Vous, formé, né, mûri sous le ciel provençal,
Loin des sombres frimas d'un climat glacial,
Doué d'un esprit vaste, ingénieux, facile,
Vous nous supposez tous pétris de même argile,
Et croyez comme vous que nous nous élevons
D'un vol audacieux aux hautes régions.
Non, marquis, les esprits n'ont pas la même trempe;
Si l'un peut s'élever, le plus grand nombre rampe;
Pour un Jules César quel nombre de Varus!
Et contre un seul Virgile il est cent Mévius.
Des dons les plus exquis la nature est avare,
Le médiocre abonde et l'excellent est rare.
Conservez les beaux dons qui vous sont départis.

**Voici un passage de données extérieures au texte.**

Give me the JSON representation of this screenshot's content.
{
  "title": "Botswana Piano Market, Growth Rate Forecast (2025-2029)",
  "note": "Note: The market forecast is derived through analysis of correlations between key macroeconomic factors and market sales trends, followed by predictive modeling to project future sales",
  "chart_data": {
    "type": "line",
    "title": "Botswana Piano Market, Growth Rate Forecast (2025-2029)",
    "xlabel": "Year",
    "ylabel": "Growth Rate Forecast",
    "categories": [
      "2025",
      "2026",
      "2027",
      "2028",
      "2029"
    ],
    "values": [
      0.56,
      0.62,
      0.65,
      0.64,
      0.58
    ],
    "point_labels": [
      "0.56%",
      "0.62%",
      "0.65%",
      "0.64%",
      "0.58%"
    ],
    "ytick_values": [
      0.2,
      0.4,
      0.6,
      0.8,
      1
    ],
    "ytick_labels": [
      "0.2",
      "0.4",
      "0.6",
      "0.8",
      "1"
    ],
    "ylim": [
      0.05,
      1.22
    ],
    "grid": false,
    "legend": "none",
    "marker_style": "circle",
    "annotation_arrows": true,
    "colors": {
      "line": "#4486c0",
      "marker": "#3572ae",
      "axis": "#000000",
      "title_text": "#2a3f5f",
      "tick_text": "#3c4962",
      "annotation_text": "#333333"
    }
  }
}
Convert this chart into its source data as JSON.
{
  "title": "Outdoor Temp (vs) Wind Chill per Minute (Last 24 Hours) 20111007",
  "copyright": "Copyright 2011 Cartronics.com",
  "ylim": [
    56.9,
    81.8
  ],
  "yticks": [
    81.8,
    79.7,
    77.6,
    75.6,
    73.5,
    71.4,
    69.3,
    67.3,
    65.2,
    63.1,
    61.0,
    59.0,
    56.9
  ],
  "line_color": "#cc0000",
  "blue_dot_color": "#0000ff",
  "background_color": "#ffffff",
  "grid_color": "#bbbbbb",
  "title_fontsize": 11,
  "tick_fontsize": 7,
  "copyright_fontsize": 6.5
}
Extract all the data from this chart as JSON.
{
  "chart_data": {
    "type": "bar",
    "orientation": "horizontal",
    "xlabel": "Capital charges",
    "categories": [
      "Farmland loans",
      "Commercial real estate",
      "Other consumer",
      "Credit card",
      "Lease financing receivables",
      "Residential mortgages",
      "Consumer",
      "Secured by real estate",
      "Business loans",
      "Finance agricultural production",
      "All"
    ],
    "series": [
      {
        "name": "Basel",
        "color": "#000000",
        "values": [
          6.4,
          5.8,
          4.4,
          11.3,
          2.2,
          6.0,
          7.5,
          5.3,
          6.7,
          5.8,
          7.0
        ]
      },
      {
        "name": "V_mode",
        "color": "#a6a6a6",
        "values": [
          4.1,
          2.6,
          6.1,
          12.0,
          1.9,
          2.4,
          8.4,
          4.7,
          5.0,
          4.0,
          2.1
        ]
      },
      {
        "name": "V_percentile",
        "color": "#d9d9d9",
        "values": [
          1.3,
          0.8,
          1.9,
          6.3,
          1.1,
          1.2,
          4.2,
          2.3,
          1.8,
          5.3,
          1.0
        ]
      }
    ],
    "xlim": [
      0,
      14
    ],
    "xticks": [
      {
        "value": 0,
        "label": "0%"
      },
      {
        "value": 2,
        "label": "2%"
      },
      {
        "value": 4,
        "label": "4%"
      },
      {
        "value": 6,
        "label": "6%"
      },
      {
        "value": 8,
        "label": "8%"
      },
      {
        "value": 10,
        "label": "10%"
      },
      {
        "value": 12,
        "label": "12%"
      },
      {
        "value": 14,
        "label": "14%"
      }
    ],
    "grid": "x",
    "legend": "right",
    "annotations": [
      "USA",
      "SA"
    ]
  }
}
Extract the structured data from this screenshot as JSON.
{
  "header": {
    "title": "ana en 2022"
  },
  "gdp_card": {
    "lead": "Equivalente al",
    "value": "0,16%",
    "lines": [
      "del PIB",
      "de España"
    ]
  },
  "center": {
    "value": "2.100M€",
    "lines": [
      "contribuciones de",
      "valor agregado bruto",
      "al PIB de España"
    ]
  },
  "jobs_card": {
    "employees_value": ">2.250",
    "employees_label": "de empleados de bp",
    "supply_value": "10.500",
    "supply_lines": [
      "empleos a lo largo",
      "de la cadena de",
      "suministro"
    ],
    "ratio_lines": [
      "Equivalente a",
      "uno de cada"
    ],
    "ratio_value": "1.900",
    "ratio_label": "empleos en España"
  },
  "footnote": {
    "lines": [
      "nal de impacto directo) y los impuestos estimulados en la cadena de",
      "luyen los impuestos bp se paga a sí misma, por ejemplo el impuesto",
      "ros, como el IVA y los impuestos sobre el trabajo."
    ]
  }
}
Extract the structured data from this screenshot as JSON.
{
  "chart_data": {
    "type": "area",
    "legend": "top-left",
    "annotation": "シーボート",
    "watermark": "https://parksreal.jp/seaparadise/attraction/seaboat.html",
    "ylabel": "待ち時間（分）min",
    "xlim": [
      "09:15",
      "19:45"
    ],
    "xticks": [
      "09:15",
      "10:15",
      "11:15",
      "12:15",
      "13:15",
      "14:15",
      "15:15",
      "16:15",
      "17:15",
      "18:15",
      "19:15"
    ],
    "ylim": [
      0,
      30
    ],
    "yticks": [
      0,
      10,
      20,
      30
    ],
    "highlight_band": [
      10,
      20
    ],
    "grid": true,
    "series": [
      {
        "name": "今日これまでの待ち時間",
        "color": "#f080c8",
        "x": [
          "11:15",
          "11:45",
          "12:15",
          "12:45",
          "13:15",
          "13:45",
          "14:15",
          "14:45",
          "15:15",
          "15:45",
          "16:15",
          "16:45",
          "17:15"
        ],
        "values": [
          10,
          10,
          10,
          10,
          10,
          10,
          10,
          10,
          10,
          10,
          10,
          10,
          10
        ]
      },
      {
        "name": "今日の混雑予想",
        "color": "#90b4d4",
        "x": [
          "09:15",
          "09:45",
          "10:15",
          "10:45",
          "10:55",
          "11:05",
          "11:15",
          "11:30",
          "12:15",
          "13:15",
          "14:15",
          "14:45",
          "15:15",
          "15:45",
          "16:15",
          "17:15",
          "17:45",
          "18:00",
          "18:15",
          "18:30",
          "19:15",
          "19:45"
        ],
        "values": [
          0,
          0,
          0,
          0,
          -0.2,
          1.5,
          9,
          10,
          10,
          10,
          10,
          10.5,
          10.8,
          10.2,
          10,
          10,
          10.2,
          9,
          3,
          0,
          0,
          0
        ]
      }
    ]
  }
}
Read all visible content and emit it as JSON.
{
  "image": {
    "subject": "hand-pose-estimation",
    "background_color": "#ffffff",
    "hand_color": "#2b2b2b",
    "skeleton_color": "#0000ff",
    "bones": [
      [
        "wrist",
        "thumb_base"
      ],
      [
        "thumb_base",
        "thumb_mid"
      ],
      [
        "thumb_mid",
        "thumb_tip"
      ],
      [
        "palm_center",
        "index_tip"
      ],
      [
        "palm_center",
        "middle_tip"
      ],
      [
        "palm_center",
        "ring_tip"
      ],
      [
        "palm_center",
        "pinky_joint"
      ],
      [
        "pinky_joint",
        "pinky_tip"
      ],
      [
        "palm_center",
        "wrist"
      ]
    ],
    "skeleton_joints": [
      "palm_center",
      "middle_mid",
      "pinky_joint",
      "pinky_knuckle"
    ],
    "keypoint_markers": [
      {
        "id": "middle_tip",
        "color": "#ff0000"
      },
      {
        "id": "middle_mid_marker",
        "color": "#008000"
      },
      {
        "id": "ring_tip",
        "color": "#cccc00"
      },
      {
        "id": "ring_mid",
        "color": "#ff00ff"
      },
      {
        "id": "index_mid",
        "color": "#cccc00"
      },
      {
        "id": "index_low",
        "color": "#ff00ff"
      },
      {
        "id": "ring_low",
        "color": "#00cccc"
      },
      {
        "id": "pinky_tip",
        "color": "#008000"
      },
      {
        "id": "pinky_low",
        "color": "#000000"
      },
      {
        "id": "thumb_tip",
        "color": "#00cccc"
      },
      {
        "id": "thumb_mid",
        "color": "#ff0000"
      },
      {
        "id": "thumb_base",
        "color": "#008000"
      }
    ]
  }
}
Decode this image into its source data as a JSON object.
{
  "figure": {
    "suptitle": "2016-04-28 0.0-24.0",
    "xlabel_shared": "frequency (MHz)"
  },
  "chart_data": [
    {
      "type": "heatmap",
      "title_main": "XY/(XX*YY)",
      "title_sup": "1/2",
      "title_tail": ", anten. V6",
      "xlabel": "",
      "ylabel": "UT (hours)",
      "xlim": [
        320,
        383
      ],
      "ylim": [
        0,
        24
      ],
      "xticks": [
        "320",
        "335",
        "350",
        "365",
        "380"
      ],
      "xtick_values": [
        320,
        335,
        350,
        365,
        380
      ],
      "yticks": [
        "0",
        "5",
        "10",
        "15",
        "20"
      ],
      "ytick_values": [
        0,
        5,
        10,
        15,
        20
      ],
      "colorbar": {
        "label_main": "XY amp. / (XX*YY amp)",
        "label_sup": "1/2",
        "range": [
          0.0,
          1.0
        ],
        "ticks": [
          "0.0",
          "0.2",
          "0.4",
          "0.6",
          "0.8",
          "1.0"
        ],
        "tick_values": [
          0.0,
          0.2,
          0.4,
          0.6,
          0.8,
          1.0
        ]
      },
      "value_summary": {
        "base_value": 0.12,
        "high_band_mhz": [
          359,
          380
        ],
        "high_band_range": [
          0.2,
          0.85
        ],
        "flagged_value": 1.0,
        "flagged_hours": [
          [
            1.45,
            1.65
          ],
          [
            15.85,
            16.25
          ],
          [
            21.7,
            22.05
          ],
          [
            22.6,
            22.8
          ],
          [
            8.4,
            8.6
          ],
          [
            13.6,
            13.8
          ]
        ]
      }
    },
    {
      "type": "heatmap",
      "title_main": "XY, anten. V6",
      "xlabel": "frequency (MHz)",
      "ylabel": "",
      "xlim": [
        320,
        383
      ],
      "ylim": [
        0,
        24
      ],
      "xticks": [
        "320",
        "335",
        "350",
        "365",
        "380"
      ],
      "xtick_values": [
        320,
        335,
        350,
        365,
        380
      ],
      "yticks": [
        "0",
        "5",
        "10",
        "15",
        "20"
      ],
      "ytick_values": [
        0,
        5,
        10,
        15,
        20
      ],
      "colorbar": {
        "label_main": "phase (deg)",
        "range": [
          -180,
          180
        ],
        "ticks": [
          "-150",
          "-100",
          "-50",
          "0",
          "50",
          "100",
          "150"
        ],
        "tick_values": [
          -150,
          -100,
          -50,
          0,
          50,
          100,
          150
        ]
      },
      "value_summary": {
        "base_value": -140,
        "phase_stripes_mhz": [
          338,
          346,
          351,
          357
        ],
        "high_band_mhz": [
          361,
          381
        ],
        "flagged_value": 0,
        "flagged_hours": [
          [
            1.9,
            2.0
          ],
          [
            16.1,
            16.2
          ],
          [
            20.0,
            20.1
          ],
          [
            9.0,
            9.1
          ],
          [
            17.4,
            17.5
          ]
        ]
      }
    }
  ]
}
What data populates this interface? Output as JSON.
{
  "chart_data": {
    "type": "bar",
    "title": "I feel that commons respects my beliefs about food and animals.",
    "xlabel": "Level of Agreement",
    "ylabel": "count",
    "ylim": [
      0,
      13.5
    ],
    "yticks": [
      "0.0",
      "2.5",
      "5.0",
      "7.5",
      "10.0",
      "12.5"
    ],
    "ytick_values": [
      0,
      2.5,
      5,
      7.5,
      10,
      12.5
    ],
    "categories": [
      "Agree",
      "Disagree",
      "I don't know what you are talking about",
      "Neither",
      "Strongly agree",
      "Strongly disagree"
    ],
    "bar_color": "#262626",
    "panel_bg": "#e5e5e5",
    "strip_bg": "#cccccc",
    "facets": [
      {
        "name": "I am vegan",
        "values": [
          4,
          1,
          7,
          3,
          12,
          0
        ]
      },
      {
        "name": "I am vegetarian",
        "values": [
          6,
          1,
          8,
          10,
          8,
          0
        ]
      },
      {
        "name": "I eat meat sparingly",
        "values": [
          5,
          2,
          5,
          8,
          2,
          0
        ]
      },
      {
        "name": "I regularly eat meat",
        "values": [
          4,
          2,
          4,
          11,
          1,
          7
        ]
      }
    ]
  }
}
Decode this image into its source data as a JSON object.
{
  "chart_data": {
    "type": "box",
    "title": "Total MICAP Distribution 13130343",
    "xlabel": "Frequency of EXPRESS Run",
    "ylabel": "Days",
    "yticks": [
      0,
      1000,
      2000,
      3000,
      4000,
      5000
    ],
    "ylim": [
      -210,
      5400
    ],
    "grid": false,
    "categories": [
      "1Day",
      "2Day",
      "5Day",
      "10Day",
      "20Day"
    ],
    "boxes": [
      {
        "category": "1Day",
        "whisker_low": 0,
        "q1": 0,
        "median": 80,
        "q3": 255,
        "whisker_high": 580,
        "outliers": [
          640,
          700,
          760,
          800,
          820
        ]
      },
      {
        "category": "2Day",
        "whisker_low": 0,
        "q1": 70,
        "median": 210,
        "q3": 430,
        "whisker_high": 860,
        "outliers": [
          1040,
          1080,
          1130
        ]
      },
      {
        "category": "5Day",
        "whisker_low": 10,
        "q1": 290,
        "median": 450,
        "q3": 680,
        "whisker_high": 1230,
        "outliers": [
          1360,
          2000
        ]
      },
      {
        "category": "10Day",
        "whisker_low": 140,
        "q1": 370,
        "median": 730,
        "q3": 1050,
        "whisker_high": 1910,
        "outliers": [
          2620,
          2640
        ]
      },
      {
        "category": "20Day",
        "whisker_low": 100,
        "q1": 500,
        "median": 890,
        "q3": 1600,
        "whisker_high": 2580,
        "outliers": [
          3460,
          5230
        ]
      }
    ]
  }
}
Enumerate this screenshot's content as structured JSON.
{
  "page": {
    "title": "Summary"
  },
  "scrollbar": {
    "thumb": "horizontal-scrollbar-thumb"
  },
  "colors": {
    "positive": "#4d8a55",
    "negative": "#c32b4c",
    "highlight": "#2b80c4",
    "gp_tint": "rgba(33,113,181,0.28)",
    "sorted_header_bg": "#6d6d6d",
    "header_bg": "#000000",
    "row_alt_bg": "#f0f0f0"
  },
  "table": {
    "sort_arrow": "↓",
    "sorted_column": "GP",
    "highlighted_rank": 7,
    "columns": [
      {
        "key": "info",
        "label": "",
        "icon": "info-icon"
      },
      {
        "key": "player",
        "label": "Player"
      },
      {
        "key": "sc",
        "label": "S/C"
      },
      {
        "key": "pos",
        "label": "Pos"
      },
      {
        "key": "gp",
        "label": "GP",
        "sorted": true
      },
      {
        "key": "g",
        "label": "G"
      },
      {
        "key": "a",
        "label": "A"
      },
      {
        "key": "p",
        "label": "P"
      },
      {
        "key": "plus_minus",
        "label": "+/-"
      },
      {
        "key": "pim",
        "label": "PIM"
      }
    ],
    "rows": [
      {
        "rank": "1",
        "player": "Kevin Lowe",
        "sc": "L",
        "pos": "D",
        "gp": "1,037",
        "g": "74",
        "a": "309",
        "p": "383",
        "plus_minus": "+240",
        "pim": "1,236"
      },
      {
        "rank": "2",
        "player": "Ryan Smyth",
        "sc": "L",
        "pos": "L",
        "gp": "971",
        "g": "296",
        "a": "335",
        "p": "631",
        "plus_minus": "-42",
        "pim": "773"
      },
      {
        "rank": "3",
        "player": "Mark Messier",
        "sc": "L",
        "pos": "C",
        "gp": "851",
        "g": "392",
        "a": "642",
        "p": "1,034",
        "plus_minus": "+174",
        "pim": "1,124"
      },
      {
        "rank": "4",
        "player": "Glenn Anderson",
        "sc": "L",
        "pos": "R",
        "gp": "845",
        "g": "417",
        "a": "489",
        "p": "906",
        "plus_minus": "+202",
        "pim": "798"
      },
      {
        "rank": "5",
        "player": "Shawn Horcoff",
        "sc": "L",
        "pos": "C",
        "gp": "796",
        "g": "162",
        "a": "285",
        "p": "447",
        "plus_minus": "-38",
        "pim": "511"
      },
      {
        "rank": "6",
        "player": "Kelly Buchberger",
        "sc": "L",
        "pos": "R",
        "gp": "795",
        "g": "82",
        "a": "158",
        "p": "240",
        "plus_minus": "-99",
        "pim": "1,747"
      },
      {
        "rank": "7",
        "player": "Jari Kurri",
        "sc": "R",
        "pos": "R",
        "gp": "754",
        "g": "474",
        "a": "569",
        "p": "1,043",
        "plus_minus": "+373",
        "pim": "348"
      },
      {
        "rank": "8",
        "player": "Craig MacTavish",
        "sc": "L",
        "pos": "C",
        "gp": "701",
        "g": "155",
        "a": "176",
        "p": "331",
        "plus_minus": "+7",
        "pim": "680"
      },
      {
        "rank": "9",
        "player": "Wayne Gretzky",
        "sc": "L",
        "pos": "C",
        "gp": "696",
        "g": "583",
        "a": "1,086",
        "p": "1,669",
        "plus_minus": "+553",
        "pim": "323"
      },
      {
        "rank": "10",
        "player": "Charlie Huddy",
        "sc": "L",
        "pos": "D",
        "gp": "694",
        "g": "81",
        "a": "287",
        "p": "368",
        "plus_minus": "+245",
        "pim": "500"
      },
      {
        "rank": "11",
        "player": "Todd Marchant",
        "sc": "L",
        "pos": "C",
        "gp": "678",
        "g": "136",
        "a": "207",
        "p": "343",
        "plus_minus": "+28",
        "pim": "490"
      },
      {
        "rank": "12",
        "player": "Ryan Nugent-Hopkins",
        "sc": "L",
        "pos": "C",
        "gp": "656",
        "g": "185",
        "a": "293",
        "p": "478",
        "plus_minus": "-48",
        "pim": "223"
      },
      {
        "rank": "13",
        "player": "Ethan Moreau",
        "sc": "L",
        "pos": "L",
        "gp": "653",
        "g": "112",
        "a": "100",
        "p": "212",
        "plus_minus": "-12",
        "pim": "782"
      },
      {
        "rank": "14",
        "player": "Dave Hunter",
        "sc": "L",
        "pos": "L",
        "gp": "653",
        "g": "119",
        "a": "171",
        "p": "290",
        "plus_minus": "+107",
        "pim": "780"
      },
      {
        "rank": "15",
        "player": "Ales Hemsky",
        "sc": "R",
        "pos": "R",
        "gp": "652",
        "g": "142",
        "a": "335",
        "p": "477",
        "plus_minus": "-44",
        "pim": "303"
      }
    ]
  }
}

Grand nombre de mortels, sous les sens abrutis,
Végètent beaucoup plus qu'ils ne pensent et vivent,
Et sans réflexions leurs jours vides se suivent;
L'image qu'imprima sur eux le Créateur
Du temps qui ronge tout sent le bras destructeur.
Supportez leurs défauts, en plaignant leurs misères,
Encor qu'abâtardis, songez qu'ils sont vos frères;
N'exigez jamais d'eux des progrès violents
Qui passent à la fois leur force et leurs talents;
Ne les mesurez point selon votre opulence,
Rapprochez-les plutôt de vous par indulgence.
Ainsi, si vous daignez m'accorder quelque temps,
Malgré tous les travaux aussi durs qu'importants
Qui demandent mes soins et ceux de mon armée,
Je vous promets dans peu d'avoir lu le Timée.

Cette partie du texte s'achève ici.